NAICU Washington Update

Student Aid Funding a Priority in House Bill

June 22, 2015

When the House Labor-HHS-Education Appropriations Subcommittee wrote its bill June 17, with $3.7 billion less than last year to work with, it made federal student aid funding a priority amongst competing worthy programs. It also included language prohibiting the Department of Education from implementing regulations that overreach into academic freedom.

Specifically, the bill provides the following funding for student aid:

  • Pell Grant maximum of $5,915, which is the scheduled increase for 2016-17;
  • SEOG level funded at $733 million;
  • Work Study level funded at $990 million;
  • TRIO increased by $60 million, to $900 million; and
  • GEAR UP increased by $21 million, to $322 million.

The bill also provides $1.4 billion for student aid administration.

The funding of the student aid programs is a positive step in the FY 2016 funding process, which started with the budget resolution proposal to cut student aid by $150 billion over the next 10 years. Funding for K-12 programs did not fare as well, with 20 program eliminations and level funding for Title I; while Special Education was increased by $500 million, and Head Start was increased by $192 million. The National Institutes of Health were increased by $1 billion.

In addition to the funding success for student aid, the bill also includes language prohibiting any funding from being used to implement Department of Education regulations on:

  • State authorization;
  • Credit hour;
  • Teacher preparation;
  • Gainful employment; or
  • To create a college ratings system.

The inclusion of these prohibitions is very important to private non-profit colleges to be able to serve their missions, and guide their students to achieve success. There was bipartisan agreement that many areas deserve additional funding if a big budget deal can be crafted that increases the subcommittee allocation.

The next step in the House is consideration by the full Committee on Appropriations, June 24, then a floor vote sometime before the August recess. The next step in the Senate is subcommittee markup, scheduled for June 23.

How the Labor-HHS-Education bill fits into the bigger budget picture remains to be seen. The House has written 10 of the 12 spending bills, and passed 6 of them on the floor, while the Senate has written 6 bills. The House will continue bringing its bills to the floor, and expects them to pass. The Senate failed to debate the Defense spending bill last week when Democrats filibustered consideration, hoping to force Republicans to the negotiating table on a broad budget agreement. Senate Republicans are not ready for that conversation, and will continue writing bills and bringing them to the floor.

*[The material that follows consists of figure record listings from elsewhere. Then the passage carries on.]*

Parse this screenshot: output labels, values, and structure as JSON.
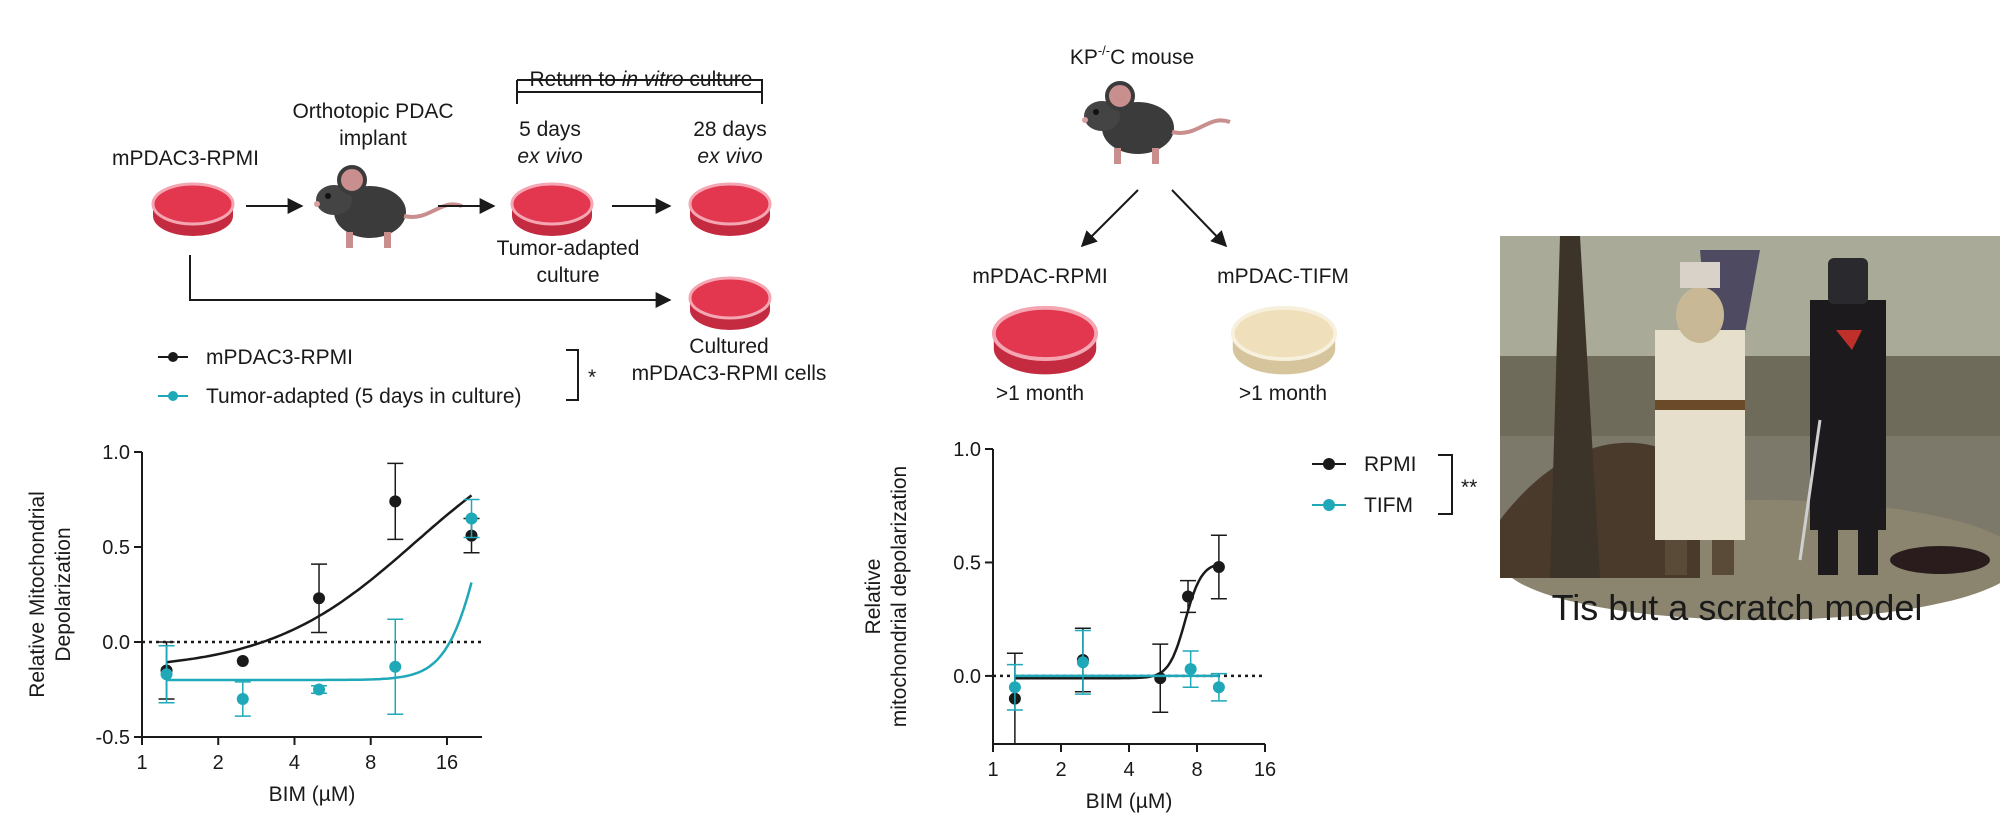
{
  "colors": {
    "black_series": "#1a1a1a",
    "teal_series": "#1fa8b8",
    "dish_red": "#e0334b",
    "dish_cream": "#eedfb8"
  },
  "left_schematic": {
    "source_label": "mPDAC3-RPMI",
    "implant_label_line1": "Orthotopic PDAC",
    "implant_label_line2": "implant",
    "return_label_prefix": "Return to ",
    "return_label_italic": "in vitro",
    "return_label_suffix": " culture",
    "day5_line1": "5 days",
    "day5_line2": "ex vivo",
    "day28_line1": "28 days",
    "day28_line2": "ex vivo",
    "adapted_line1": "Tumor-adapted",
    "adapted_line2": "culture",
    "cultured_line1": "Cultured",
    "cultured_line2": "mPDAC3-RPMI cells",
    "icons": [
      "petri-dish-icon",
      "mouse-icon",
      "arrow-icon"
    ]
  },
  "right_schematic": {
    "mouse_label_pre": "KP",
    "mouse_label_sup": "-/-",
    "mouse_label_post": "C mouse",
    "rpmi_label": "mPDAC-RPMI",
    "tifm_label": "mPDAC-TIFM",
    "rpmi_duration": ">1 month",
    "tifm_duration": ">1 month"
  },
  "meme": {
    "caption": "Tis but a scratch model",
    "image_desc": "black-knight-scene"
  },
  "chart_data": [
    {
      "type": "scatter",
      "title": "",
      "xlabel": "BIM (µM)",
      "ylabel_line1": "Relative Mitochondrial",
      "ylabel_line2": "Depolarization",
      "x_scale": "log2",
      "xlim": [
        1,
        22
      ],
      "ylim": [
        -0.5,
        1.0
      ],
      "xticks": [
        1,
        2,
        4,
        8,
        16
      ],
      "xtick_labels": [
        "1",
        "2",
        "4",
        "8",
        "16"
      ],
      "yticks": [
        -0.5,
        0.0,
        0.5,
        1.0
      ],
      "ytick_labels": [
        "-0.5",
        "0.0",
        "0.5",
        "1.0"
      ],
      "legend_significance": "*",
      "series": [
        {
          "name": "mPDAC3-RPMI",
          "color": "#1a1a1a",
          "x": [
            1.25,
            2.5,
            5,
            10,
            20
          ],
          "y": [
            -0.15,
            -0.1,
            0.23,
            0.74,
            0.56
          ],
          "err": [
            0.15,
            0.0,
            0.18,
            0.2,
            0.09
          ],
          "fit": {
            "bottom": -0.15,
            "top": 1.2,
            "ec50": 12,
            "hill": 1.5
          }
        },
        {
          "name": "Tumor-adapted (5 days in culture)",
          "color": "#1fa8b8",
          "x": [
            1.25,
            2.5,
            5,
            10,
            20
          ],
          "y": [
            -0.17,
            -0.3,
            -0.25,
            -0.13,
            0.65
          ],
          "err": [
            0.15,
            0.09,
            0.02,
            0.25,
            0.1
          ],
          "fit": {
            "bottom": -0.2,
            "top": 1.5,
            "ec50": 23,
            "hill": 6
          }
        }
      ]
    },
    {
      "type": "scatter",
      "title": "",
      "xlabel": "BIM (µM)",
      "ylabel_line1": "Relative",
      "ylabel_line2": "mitochondrial depolarization",
      "x_scale": "log2",
      "xlim": [
        1,
        16
      ],
      "ylim": [
        -0.3,
        1.0
      ],
      "xticks": [
        1,
        2,
        4,
        8,
        16
      ],
      "xtick_labels": [
        "1",
        "2",
        "4",
        "8",
        "16"
      ],
      "yticks": [
        0.0,
        0.5,
        1.0
      ],
      "ytick_labels": [
        "0.0",
        "0.5",
        "1.0"
      ],
      "legend_significance": "**",
      "series": [
        {
          "name": "RPMI",
          "color": "#1a1a1a",
          "x": [
            1.25,
            2.5,
            5.5,
            7.3,
            10
          ],
          "y": [
            -0.1,
            0.07,
            -0.01,
            0.35,
            0.48
          ],
          "err": [
            0.2,
            0.14,
            0.15,
            0.07,
            0.14
          ],
          "fit": {
            "bottom": -0.01,
            "top": 0.5,
            "ec50": 7.1,
            "hill": 12
          }
        },
        {
          "name": "TIFM",
          "color": "#1fa8b8",
          "x": [
            1.25,
            2.5,
            7.5,
            10
          ],
          "y": [
            -0.05,
            0.06,
            0.03,
            -0.05
          ],
          "err": [
            0.1,
            0.14,
            0.08,
            0.06
          ],
          "fit": {
            "bottom": 0.0,
            "top": 0.0,
            "ec50": 7,
            "hill": 1
          }
        }
      ]
    }
  ]
}
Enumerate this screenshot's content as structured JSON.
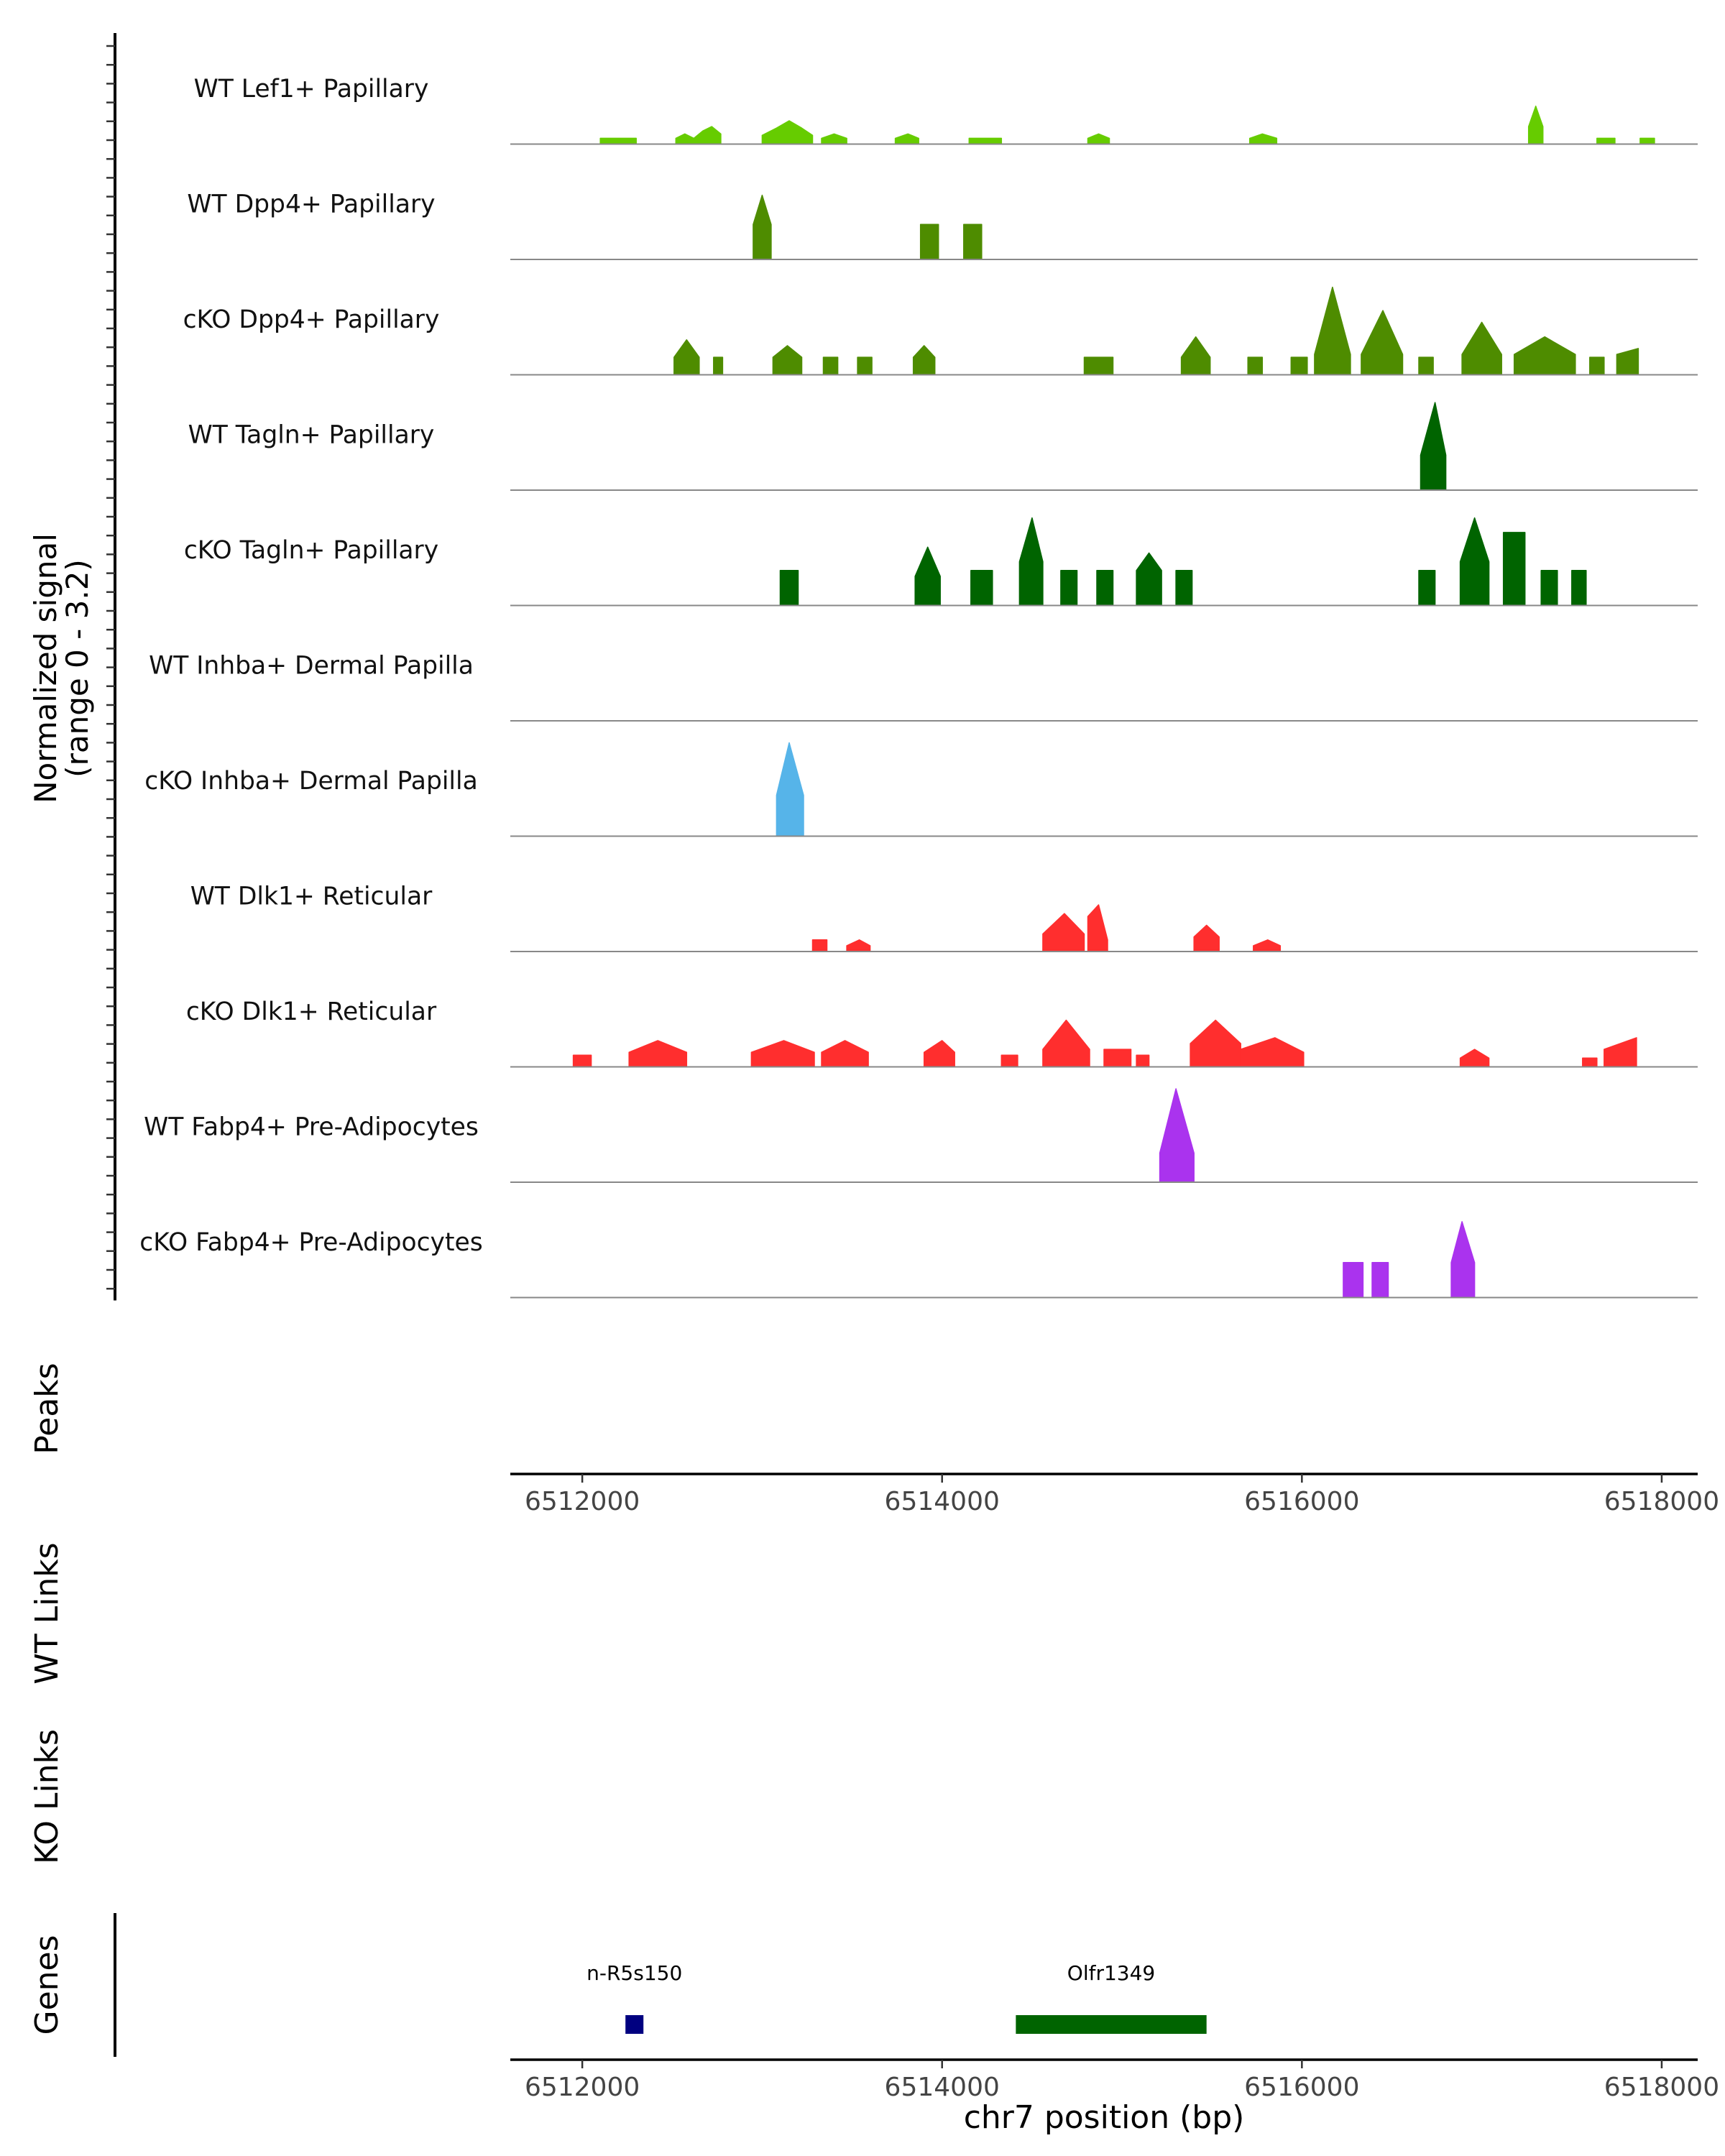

If spending bills are not passed, conferenced, and sent to the president for signature, a variety of options exist to avoid a government shutdown. There could be another negotiated two-year deal similar to Ryan-Murray in 2013, which taps into the need to raise the debt ceiling this fall, and could address budget caps, sequestration, and entitlement spending. This would be better than a one-year deal that has to be renegotiated in an election year. An omnibus bill using creative accounting to provide higher non-defense discretionary spending through regular appropriations, and higher defense spending through the Overseas Contingency Operations account is another option. The last resort would be a series of continuing resolutions, or a long-term continuing resolution, which lowers baseline funding for all programs.

We will monitor the situation as appropriators do their work, and Congressional leadership makes the decisions on how to move forward.